Optimize ImagesImages are a critical element in your website, yet they can also slow down your website if your images and not optimized and properly sized. Image processing is critical – we have three recommendations for image sizing and optimization:

  1. Size your images to the exact size they will be displayed on your website. If your image size is going to be 300 pixels wide and 500 pixels high, make it exactly that size before you upload it. If you want the image to open up a larger image when it is clicked, we recommend that you make two images of the sizes you will use – the displayed size and the larger size that will load when the image is clicked. Yes, html can resize images for us, but it slows down the page and loading an image larger than necessary also slows down the page – especially if the images are very large. We use PhotoFiltre for resizing. It’s a free utility that is very powerful and easy to use. You can not only resize but also crop and edit your images. You will notice that clicking on the word Photofiltre will take you to a Snapfiles.com page.
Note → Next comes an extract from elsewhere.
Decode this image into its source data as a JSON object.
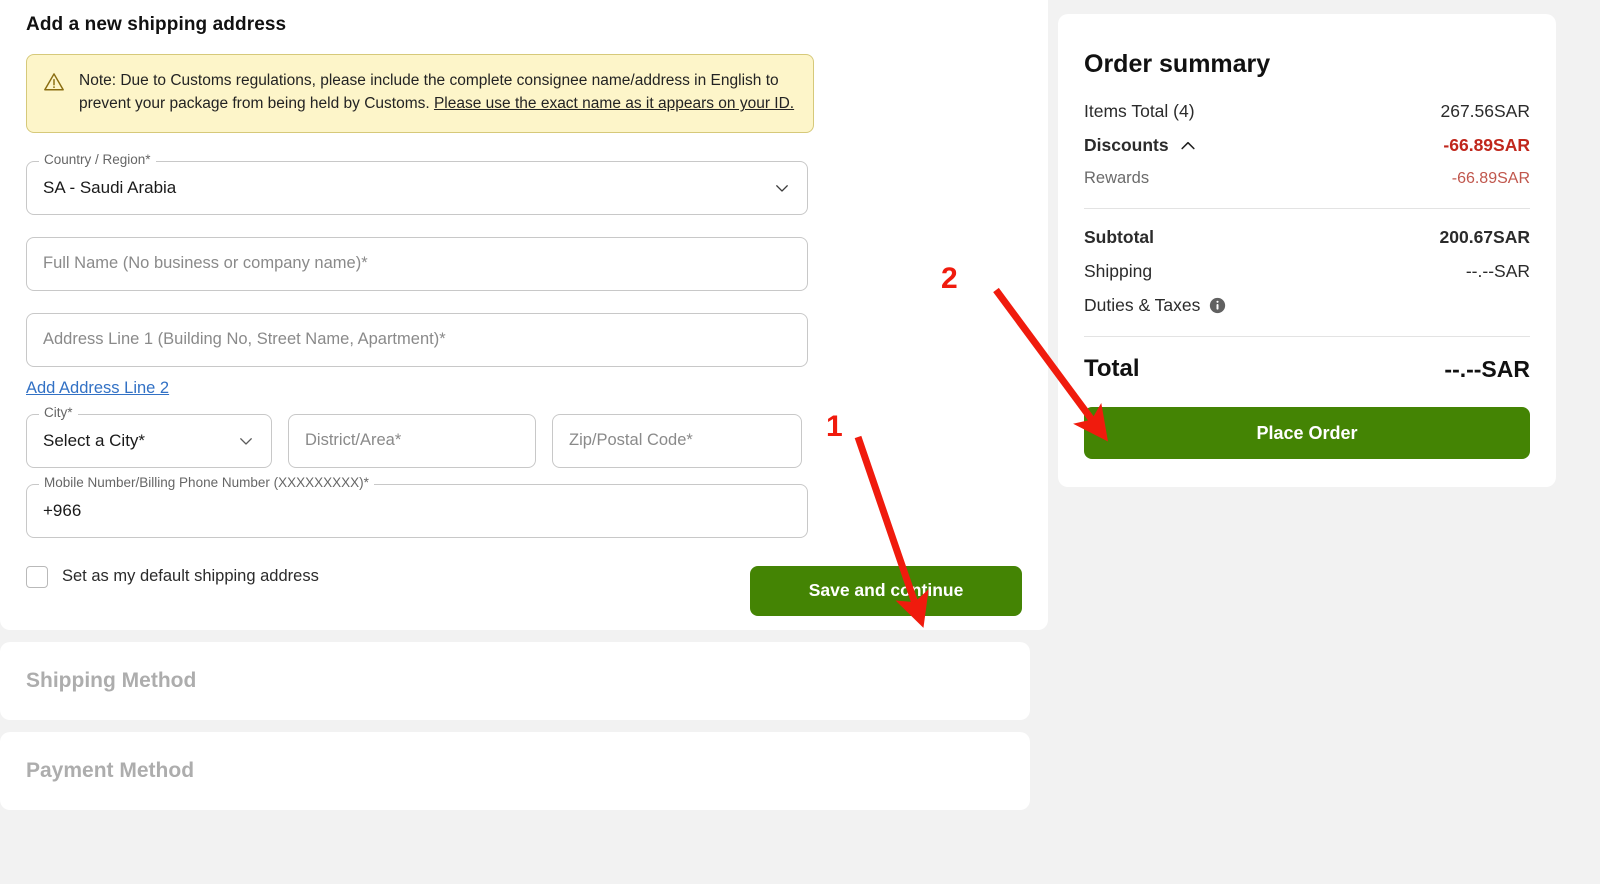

I recommend that you use Snapfiles.com and only Snapfiles.com to download freeware and shareware. All the downloads are certified virus-free, it warns you if the download is going to try to load extra programs as well, and the reviews are great.
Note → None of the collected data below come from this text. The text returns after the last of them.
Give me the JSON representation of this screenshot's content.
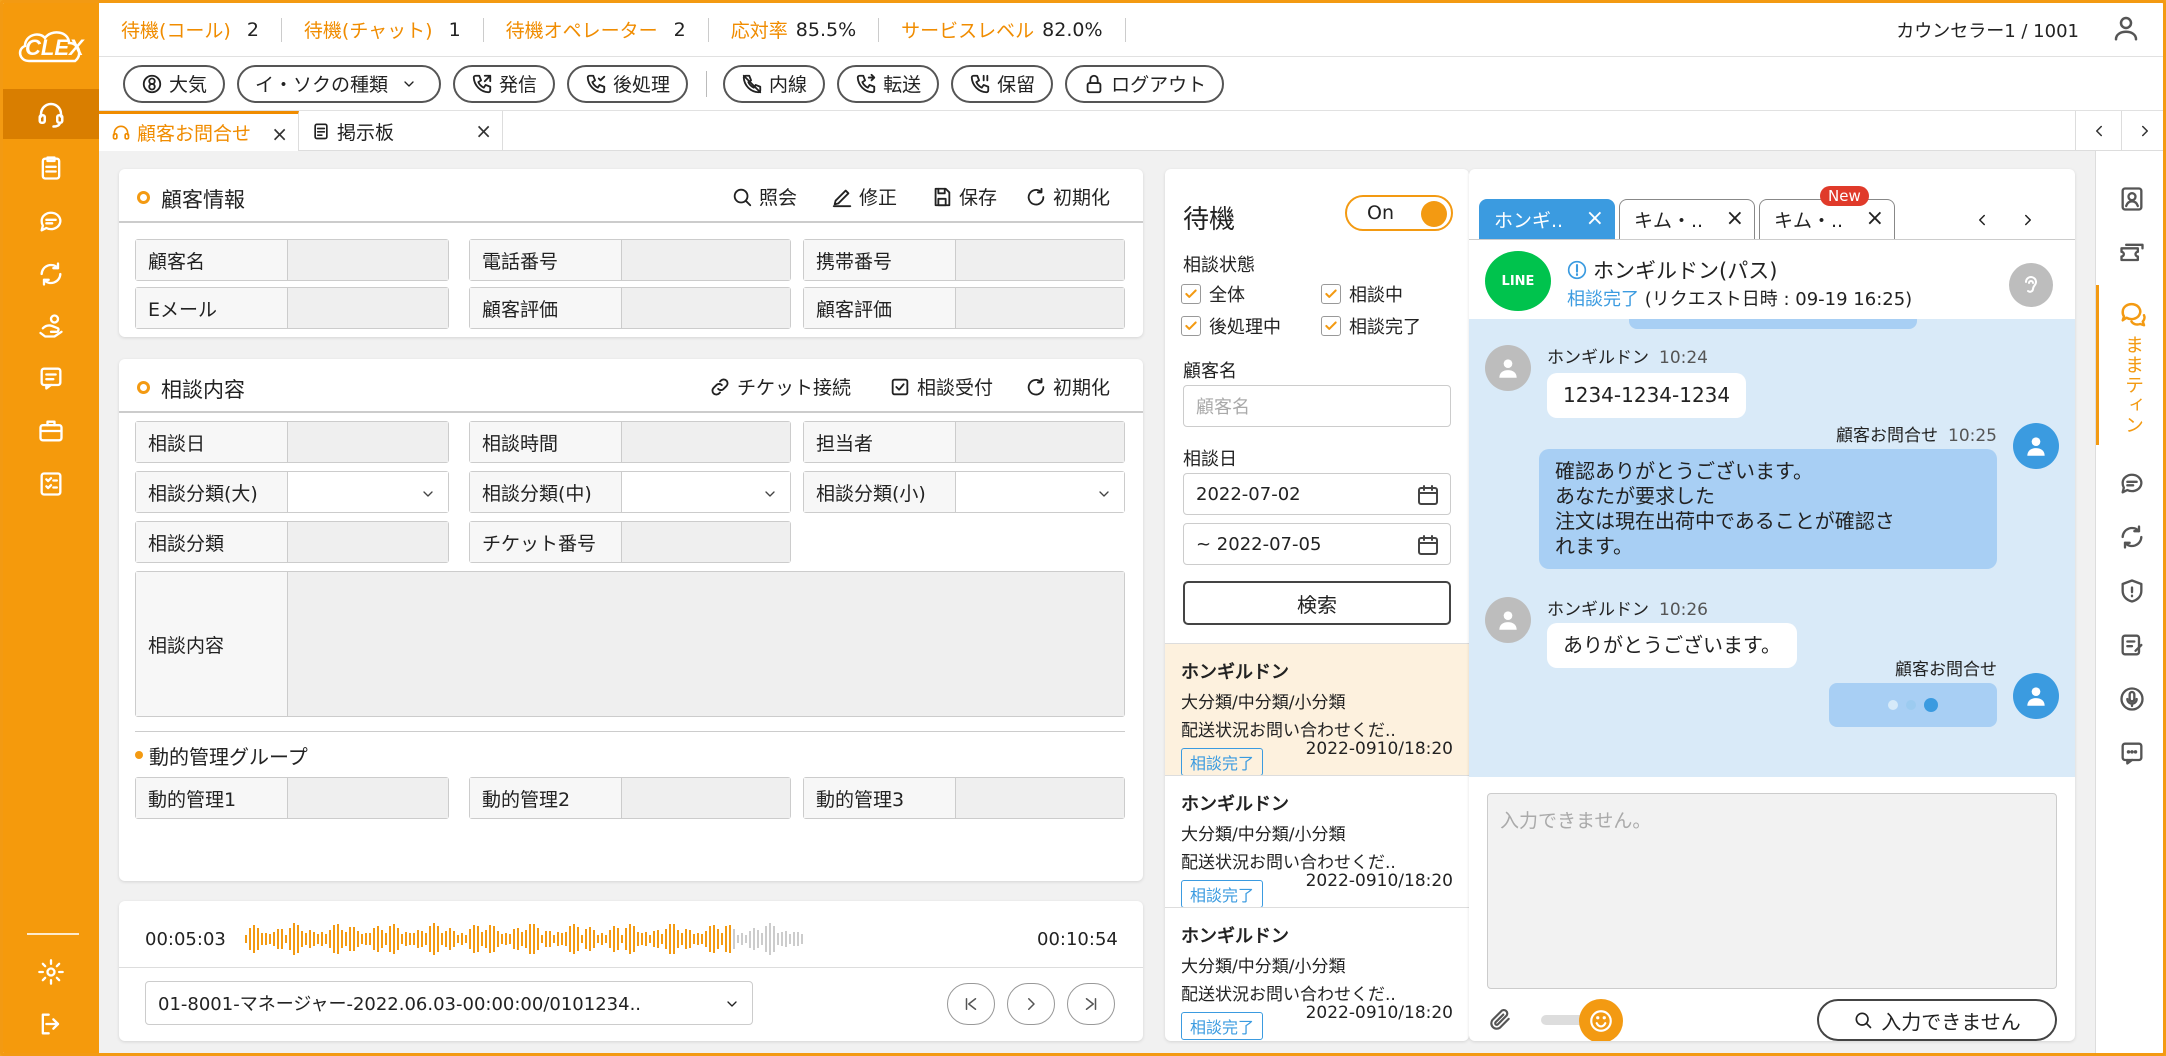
{
  "app": {
    "logo_text": "CLEX"
  },
  "status": [
    {
      "label": "待機(コール)",
      "value": "2"
    },
    {
      "label": "待機(チャット)",
      "value": "1"
    },
    {
      "label": "待機オペレーター",
      "value": "2"
    },
    {
      "label": "応対率",
      "value": "85.5%"
    },
    {
      "label": "サービスレベル",
      "value": "82.0%"
    }
  ],
  "user": {
    "name": "カウンセラー1 / 1001"
  },
  "toolbar": {
    "status_btn": "大気",
    "reason_select": "イ・ソクの種類",
    "dial": "発信",
    "after_work": "後処理",
    "internal": "内線",
    "transfer": "転送",
    "hold": "保留",
    "logout": "ログアウト"
  },
  "tabs": [
    {
      "label": "顧客お問合せ"
    },
    {
      "label": "掲示板"
    }
  ],
  "customer": {
    "title": "顧客情報",
    "actions": {
      "inquiry": "照会",
      "edit": "修正",
      "save": "保存",
      "reset": "初期化"
    },
    "fields": {
      "name": "顧客名",
      "phone": "電話番号",
      "mobile": "携帯番号",
      "email": "Eメール",
      "rating1": "顧客評価",
      "rating2": "顧客評価"
    }
  },
  "consult": {
    "title": "相談内容",
    "actions": {
      "ticket": "チケット接続",
      "accept": "相談受付",
      "reset": "初期化"
    },
    "fields": {
      "date": "相談日",
      "time": "相談時間",
      "owner": "担当者",
      "cat_l": "相談分類(大)",
      "cat_m": "相談分類(中)",
      "cat_s": "相談分類(小)",
      "cat": "相談分類",
      "ticket_no": "チケット番号",
      "content": "相談内容"
    },
    "group_title": "動的管理グループ",
    "group": {
      "d1": "動的管理1",
      "d2": "動的管理2",
      "d3": "動的管理3"
    }
  },
  "audio": {
    "elapsed": "00:05:03",
    "total": "00:10:54",
    "progress": 0.87,
    "file": "01-8001-マネージャー-2022.06.03-00:00:00/0101234.."
  },
  "waiting": {
    "title": "待機",
    "toggle": "On",
    "status_label": "相談状態",
    "checks": [
      "全体",
      "相談中",
      "後処理中",
      "相談完了"
    ],
    "name_label": "顧客名",
    "name_placeholder": "顧客名",
    "date_label": "相談日",
    "date_from": "2022-07-02",
    "date_to": "~ 2022-07-05",
    "search": "検索",
    "items": [
      {
        "name": "ホンギルドン",
        "category": "大分類/中分類/小分類",
        "desc": "配送状況お問い合わせくだ..",
        "badge": "相談完了",
        "date": "2022-0910/18:20"
      },
      {
        "name": "ホンギルドン",
        "category": "大分類/中分類/小分類",
        "desc": "配送状況お問い合わせくだ..",
        "badge": "相談完了",
        "date": "2022-0910/18:20"
      },
      {
        "name": "ホンギルドン",
        "category": "大分類/中分類/小分類",
        "desc": "配送状況お問い合わせくだ..",
        "badge": "相談完了",
        "date": "2022-0910/18:20"
      }
    ]
  },
  "chat": {
    "tabs": [
      {
        "label": "ホンギ.."
      },
      {
        "label": "キム・.."
      },
      {
        "label": "キム・..",
        "badge": "New"
      }
    ],
    "line_logo": "LINE",
    "header_name": "ホンギルドン(パス)",
    "header_status": "相談完了",
    "header_request": "(リクエスト日時 : 09-19 16:25)",
    "messages": [
      {
        "sender": "ホンギルドン",
        "time": "10:24",
        "text": "1234-1234-1234"
      },
      {
        "sender": "顧客お問合せ",
        "time": "10:25",
        "lines": [
          "確認ありがとうございます。",
          "あなたが要求した",
          "注文は現在出荷中であることが確認さ",
          "れます。"
        ]
      },
      {
        "sender": "ホンギルドン",
        "time": "10:26",
        "text": "ありがとうございます。"
      },
      {
        "sender": "顧客お問合せ"
      }
    ],
    "input_placeholder": "入力できません。",
    "send": "入力できません"
  },
  "right_sidebar": {
    "active_label": "ままティン"
  },
  "colors": {
    "brand": "#F59A0C",
    "accent": "#F08C00",
    "chat_blue": "#3B9BE0",
    "chat_bg": "#D9EAF8"
  }
}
  2. Optimize your images. Images contain a lot of extra stuff that just takes up space. Use RIOT (Radical Image Optimization Tool) to remove the junk. It will dramatically reduce the file sizes, especially with jpg files. RIOT is also a free program. Fantastic program.
  3. If you want your pages to load quickly, all your images and files such as pdf files should be stored on a Content Delivery Network (CDN). Using a CDN can be quite expensive, but Amazon provides an excellent CDN free, provided you don’t use more than 5GB of storage. The free guarantee is only for a year, but I have been using mine for over a year and haven’t had to pay anything yet. If they do start charging, the rates are exteremely low. The biggest challenge with using Cloudfront is that it is a bit tedious. First you create an Amazon Web Services account, then you create an Amazon S3 ‘bucket’ where you store your files. Your bucket should have sub-directories. You then establish an Amazon Cloudfront distribution from your files in Amazon S3. The Cloudfront distribution will have its own url which you use on your webpage. With WordPress, you use that full url including the file name instead of uploading the files to the WordPress account. But the pages load much faster – it’s definitely worth the tedium involved.
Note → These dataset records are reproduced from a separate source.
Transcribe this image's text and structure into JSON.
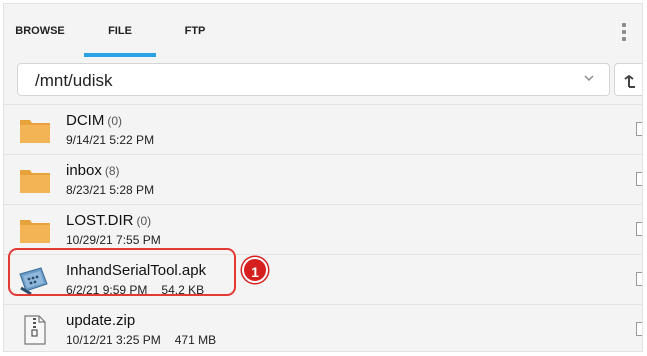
{
  "tabs": [
    {
      "label": "BROWSE"
    },
    {
      "label": "FILE"
    },
    {
      "label": "FTP"
    }
  ],
  "active_tab": "FILE",
  "accent_color": "#2aa3e6",
  "path": {
    "value": "/mnt/udisk"
  },
  "icons": {
    "menu": "more-vert-icon",
    "dropdown": "chevron-down-icon",
    "up": "up-directory-icon",
    "folder": "folder-icon",
    "apk": "serial-connector-icon",
    "zip": "zip-file-icon"
  },
  "files": [
    {
      "name": "DCIM",
      "count": "(0)",
      "date": "9/14/21 5:22 PM",
      "size": ""
    },
    {
      "name": "inbox",
      "count": "(8)",
      "date": "8/23/21 5:28 PM",
      "size": ""
    },
    {
      "name": "LOST.DIR",
      "count": "(0)",
      "date": "10/29/21 7:55 PM",
      "size": ""
    },
    {
      "name": "InhandSerialTool.apk",
      "count": "",
      "date": "6/2/21 9:59 PM",
      "size": "54.2 KB"
    },
    {
      "name": "update.zip",
      "count": "",
      "date": "10/12/21 3:25 PM",
      "size": "471 MB"
    }
  ],
  "annotation": {
    "label": "1",
    "color": "#d62020"
  }
}
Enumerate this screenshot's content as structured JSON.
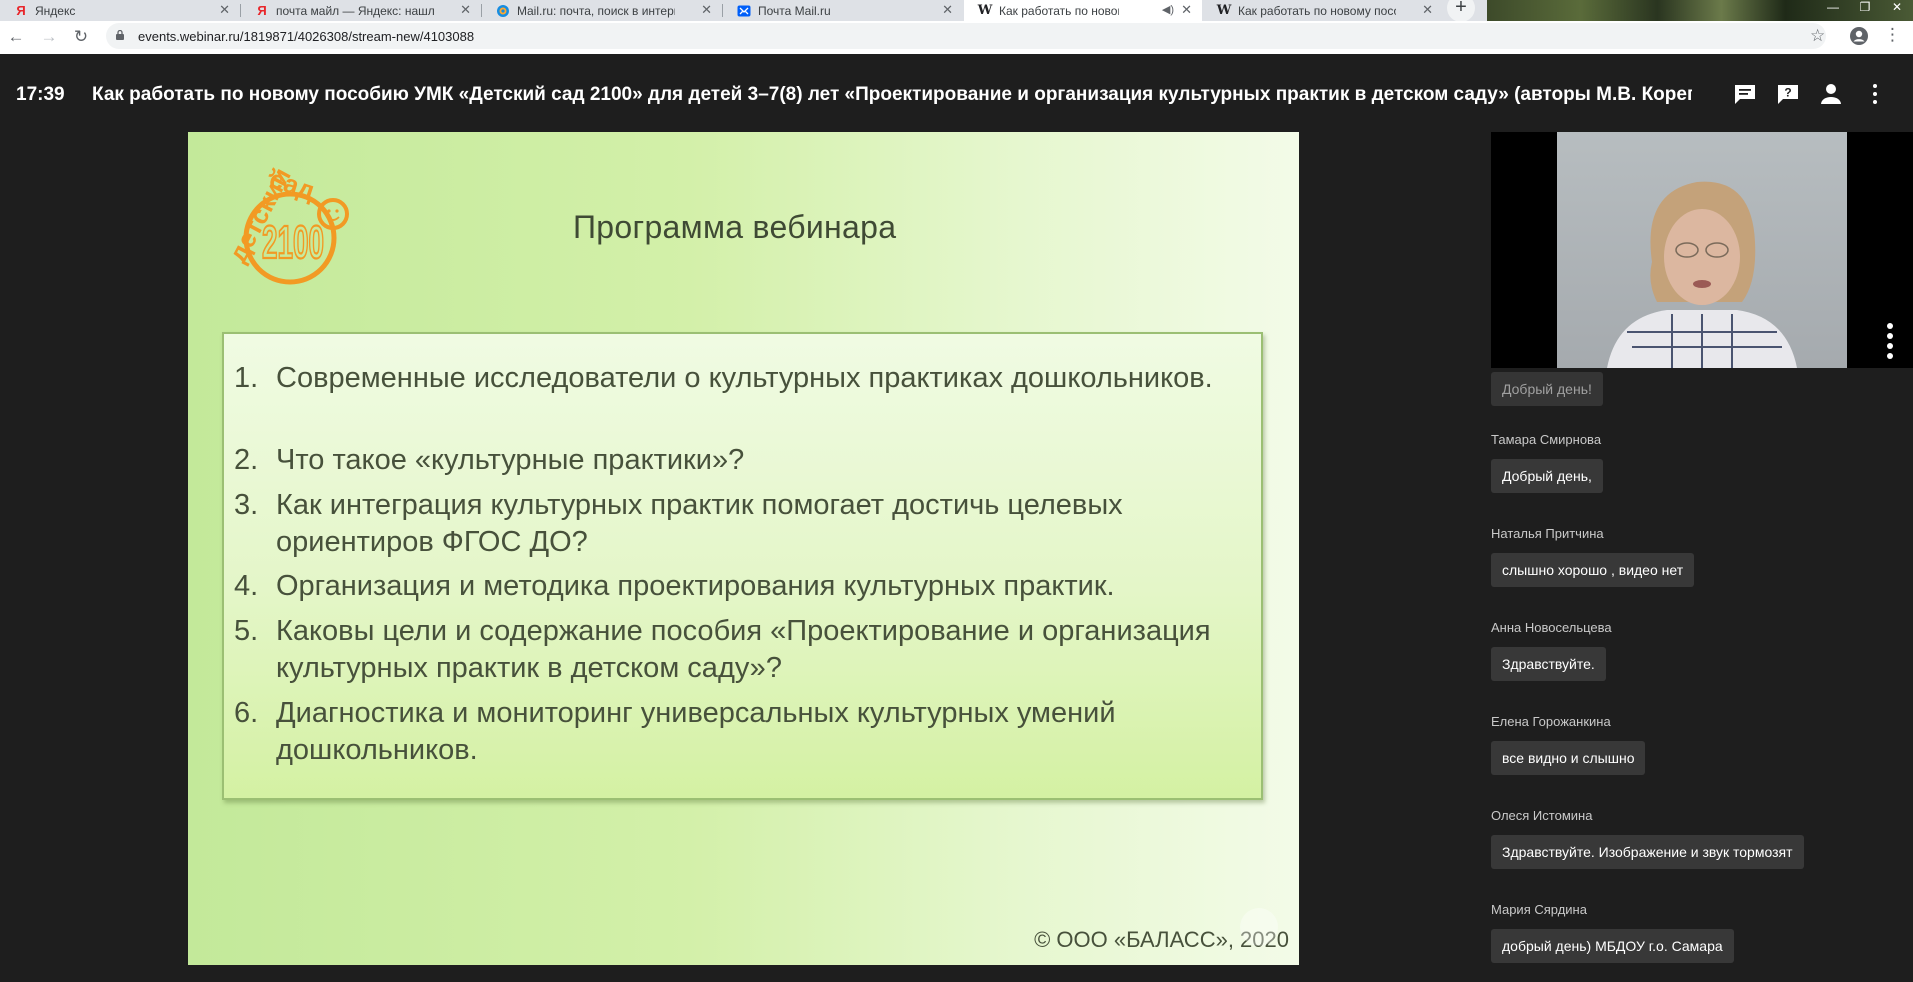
{
  "browser": {
    "tabs": [
      {
        "title": "Яндекс",
        "favicon": "yandex-icon",
        "active": false
      },
      {
        "title": "почта майл — Яндекс: нашлось",
        "favicon": "yandex-icon",
        "active": false
      },
      {
        "title": "Mail.ru: почта, поиск в интернет",
        "favicon": "mailru-icon",
        "active": false
      },
      {
        "title": "Почта Mail.ru",
        "favicon": "mail-envelope-icon",
        "active": false
      },
      {
        "title": "Как работать по новому пособ",
        "favicon": "webinar-w-icon",
        "active": true,
        "muted": true
      },
      {
        "title": "Как работать по новому пособ",
        "favicon": "webinar-w-icon",
        "active": false
      }
    ],
    "url": "events.webinar.ru/1819871/4026308/stream-new/4103088"
  },
  "header": {
    "time": "17:39",
    "title": "Как работать по новому пособию УМК «Детский сад 2100» для детей 3–7(8) лет «Проектирование и организация культурных практик в детском саду» (авторы М.В. Корепанова, ..."
  },
  "slide": {
    "logo_text_top": "сад",
    "logo_text_side": "детский",
    "logo_number": "2100",
    "title": "Программа вебинара",
    "items": [
      {
        "num": "1.",
        "text": "Современные исследователи о культурных практиках дошкольников."
      },
      {
        "num": "2.",
        "text": "Что такое «культурные практики»?"
      },
      {
        "num": "3.",
        "text": "Как интеграция культурных практик помогает достичь целевых ориентиров ФГОС ДО?"
      },
      {
        "num": "4.",
        "text": "Организация и методика проектирования культурных практик."
      },
      {
        "num": "5.",
        "text": "Каковы цели и содержание пособия «Проектирование и организация культурных практик в детском саду»?"
      },
      {
        "num": "6.",
        "text": "Диагностика и мониторинг универсальных культурных умений дошкольников."
      }
    ],
    "copyright": "© ООО «БАЛАСС», 2020"
  },
  "chat": {
    "messages": [
      {
        "author": "",
        "text": "Добрый день!"
      },
      {
        "author": "Тамара Смирнова",
        "text": "Добрый день,"
      },
      {
        "author": "Наталья Притчина",
        "text": "слышно хорошо , видео нет"
      },
      {
        "author": "Анна Новосельцева",
        "text": "Здравствуйте."
      },
      {
        "author": "Елена Горожанкина",
        "text": "все видно и слышно"
      },
      {
        "author": "Олеся Истомина",
        "text": "Здравствуйте. Изображение и звук тормозят"
      },
      {
        "author": "Мария Сярдина",
        "text": "добрый день) МБДОУ г.о. Самара"
      }
    ]
  },
  "colors": {
    "logo_orange": "#f29a24",
    "slide_text": "#47513b",
    "page_bg": "#1e1e1e"
  }
}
The image in this post was resized by PhotoFiltre – if you click on the image you will see the original size image. RIOT reduced the size of the larger image from nearly 60kb to 18kb. The smaller image was reduced by similar proportions. I uploaded them to my S3 bucket and then used them in the post. The link to the larger image had to be hand-coded.

Utilize these three recommendations and your web pages will load very quickly, as far as your image management is concerned. There are several other issues to address to optimize your web page loading speed, but those will be topics for other posts.